Feliks, anak tertua di antara mereka, sibuk mengelola bisnis toko materialnya bersama istri. Dia juga menjalankan profesi lainnya sebagai kontraktor. Feliks tidak bisa aktif membantu secara langsung mengelola pabrik perusahaan hebel itu.

Praktis, hanya dua bersaudara yang tertinggal, yakni Ery Biaya dan Leo Handoko yang menjalankan perusahaan selama ini. Dengan segala kemampuan, pengetahuan dan pengalaman yang mereka miliki, keduanya bertahan mengelola pabrik perusahaan yang mempekerjakan hampir 200 orang karyawan tersebut.

Dewan Komisaris? Keduanya yang domisili tetap di Surabaya itu tentunya sangat sibuk dengan aktivitas mereka. Untuk diketahui bahwa Mimihetty Layani adalah istri dari Soetomo Mergonoto, pemilik perusahaan Kopi Kapal Api [2]. Sedangkan Christeven adalah anak dari Mimihetty dan Soetomo Mergonoto. Hingga detik ini, keduanya belum pernah sekalipun mendatangi atau meninjau perusahaan di Jawilan, Serang dimaksud.

Baca juga -->  Tidak Becus Tangani Kasus Penculikan Anak, Pimpinan Polri Perlu Evaluasi Aparat Polres Cianjur

Kedua kakak-beradik, Ery dan Leo, menjadi pendekar yang setiap hari menghadapi dan mengatasi segala persoalan yang muncul dalam perjalanan hidup perusahaan Kahayan Karyacon. Mengatur dan mengayomi 200-an karyawan pabrik dengan berbagai karakter dan perangai masing-masing tentulah merupakan beban dan tantangan yang tidak ringan. Namun, selama produksi awal pabrik hingga pada tahun ketiga berporduksi, keduanya mampu bertahan dan memberi kontribusi bagi masyarakat sekitar, minimal karyawannya.
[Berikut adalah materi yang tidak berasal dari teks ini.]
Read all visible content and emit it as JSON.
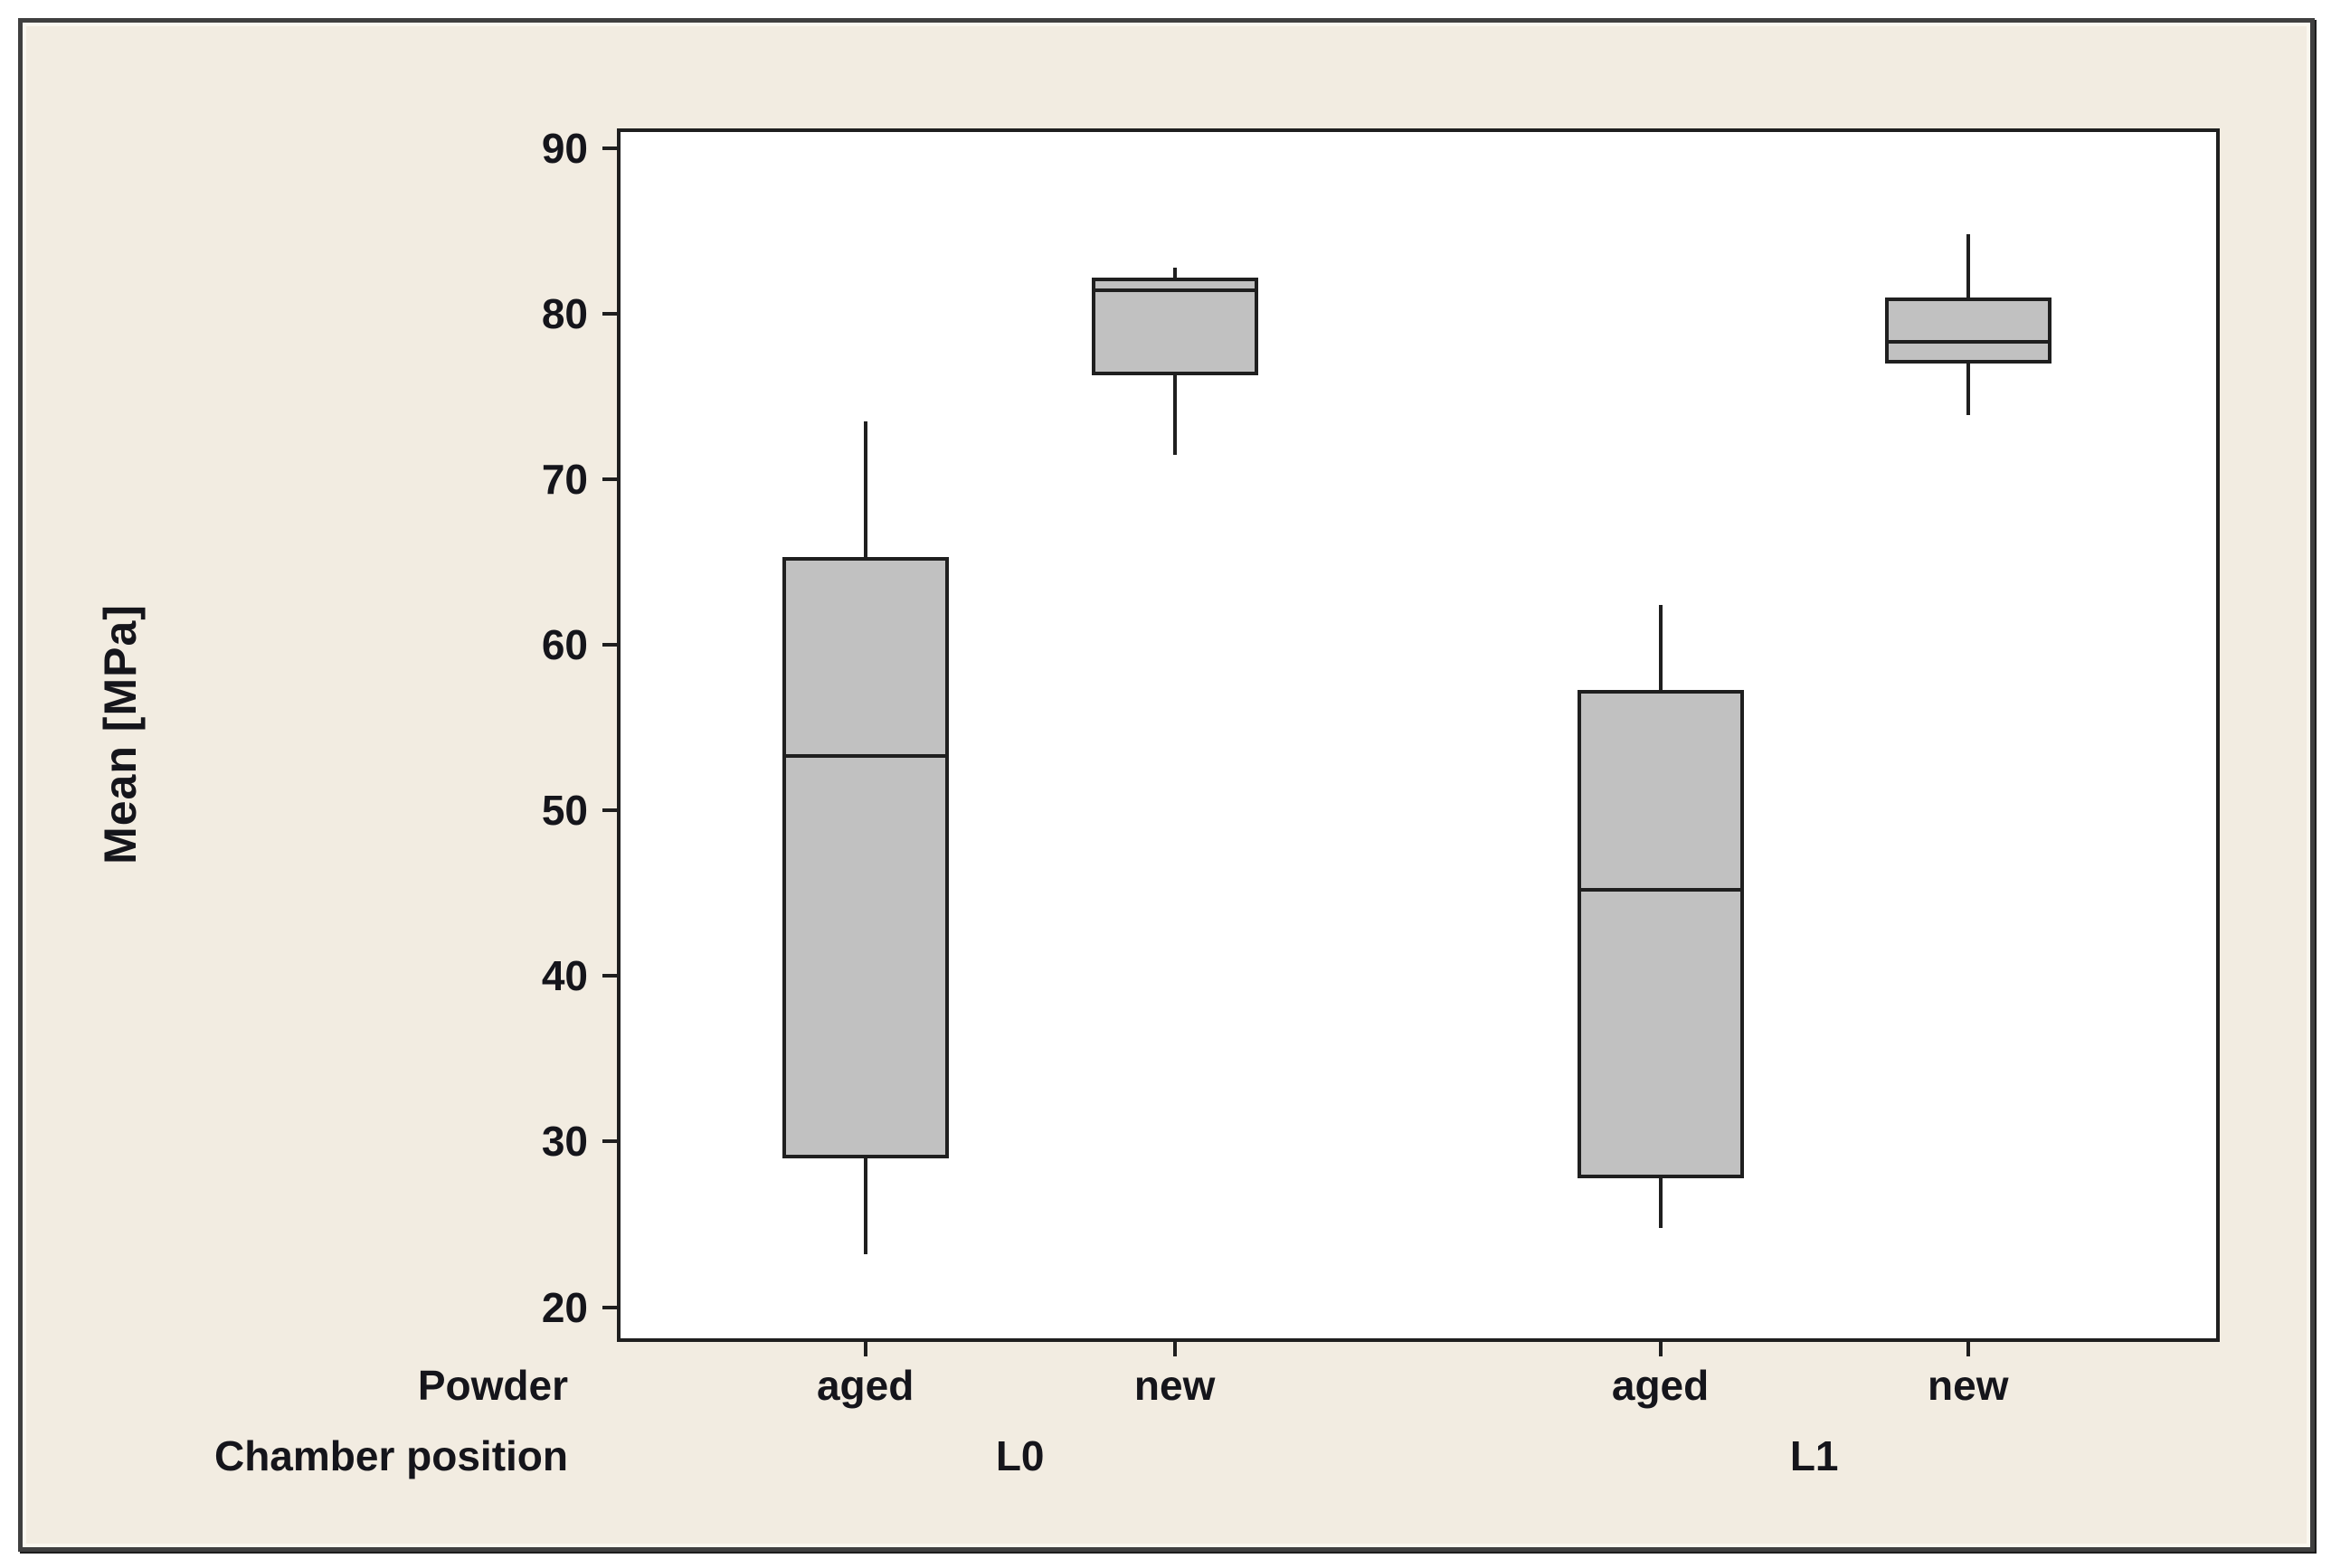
{
  "window": {
    "background": "#ffffff",
    "frame_border_color": "#3f3f3f",
    "canvas_color": "#f2ece1",
    "inner_highlight_color": "#faf7ef"
  },
  "chart_data": {
    "type": "boxplot",
    "title": "",
    "ylabel": "Mean [MPa]",
    "xlabel": "",
    "grid": false,
    "legend_position": "none",
    "y_axis": {
      "min": 17.9,
      "max": 91.2,
      "ticks": [
        20,
        30,
        40,
        50,
        60,
        70,
        80,
        90
      ]
    },
    "x_axis_rows": [
      {
        "name": "Powder"
      },
      {
        "name": "Chamber position"
      }
    ],
    "series": [
      {
        "powder": "aged",
        "chamber_position": "L0",
        "min": 23.2,
        "q1": 29.0,
        "median": 53.3,
        "q3": 65.3,
        "max": 73.5
      },
      {
        "powder": "new",
        "chamber_position": "L0",
        "min": 71.5,
        "q1": 76.3,
        "median": 81.4,
        "q3": 82.2,
        "max": 82.8
      },
      {
        "powder": "aged",
        "chamber_position": "L1",
        "min": 24.8,
        "q1": 27.8,
        "median": 45.2,
        "q3": 57.3,
        "max": 62.4
      },
      {
        "powder": "new",
        "chamber_position": "L1",
        "min": 73.9,
        "q1": 77.0,
        "median": 78.3,
        "q3": 81.0,
        "max": 84.8
      }
    ],
    "groups": [
      {
        "label": "L0",
        "series_indexes": [
          0,
          1
        ]
      },
      {
        "label": "L1",
        "series_indexes": [
          2,
          3
        ]
      }
    ],
    "colors": {
      "box_fill": "#c1c1c1",
      "line": "#1f1f1f",
      "text": "#15151b",
      "plot_background": "#ffffff"
    }
  }
}
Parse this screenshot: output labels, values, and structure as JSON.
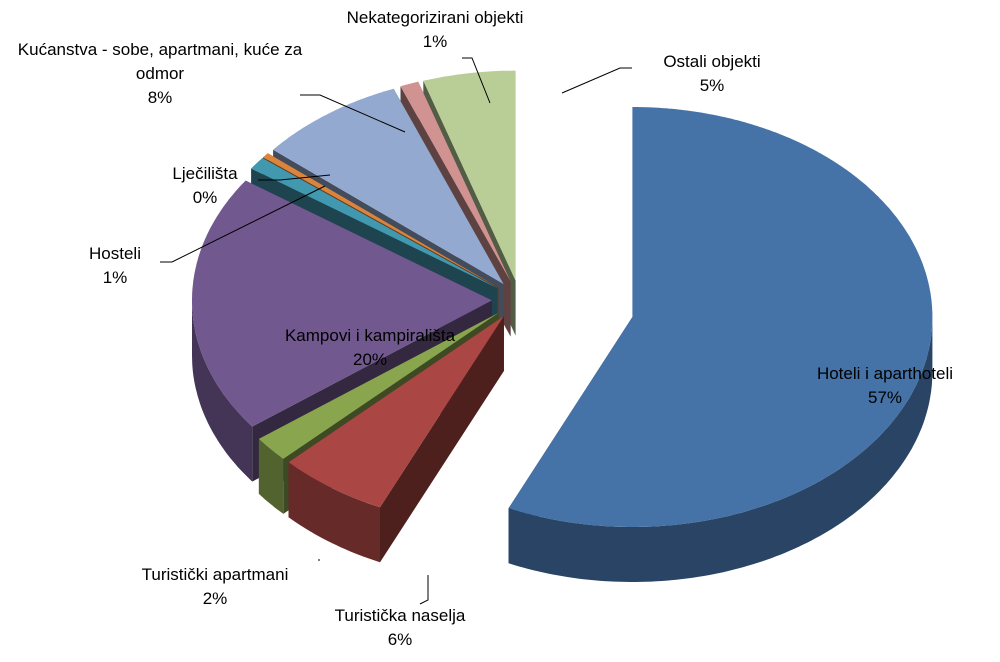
{
  "chart_data": {
    "type": "pie",
    "categories": [
      "Hoteli i aparthoteli",
      "Turistička naselja",
      "Turistički apartmani",
      "Kampovi i kampirališta",
      "Hosteli",
      "Lječilišta",
      "Kućanstva - sobe, apartmani, kuće za odmor",
      "Nekategorizirani objekti",
      "Ostali objekti"
    ],
    "values": [
      57,
      6,
      2,
      20,
      1,
      0.4,
      8,
      1,
      5
    ],
    "value_labels": [
      "57%",
      "6%",
      "2%",
      "20%",
      "1%",
      "0%",
      "8%",
      "1%",
      "5%"
    ],
    "colors": [
      "#4572a7",
      "#aa4643",
      "#89a54e",
      "#71588f",
      "#4198af",
      "#db843d",
      "#93a9cf",
      "#d19392",
      "#b9cd96"
    ]
  }
}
Jawilan adalah salah satu wilayah padat pabrik. Daerah ini menjadi salah satu area industri yang luas di Kabupaten Serang. Ratusan perusahaan dengan pabrik-pabrik besar yang memproduksi berbagai kebutuhan hidup manusia berdiri di Jawilan. Industri kecil dan rumah tangga juga tidak terhitung jumlahnya. Sekitar 5 buah perusahaan di sini bergerak dalam bidang produksi hebel. Kondisi ini tentunya menjadi tantangan tersendiri bagi PT. Kahayan Karyacon, yakni memenangkan persaingan memperebutkan pasar hebel.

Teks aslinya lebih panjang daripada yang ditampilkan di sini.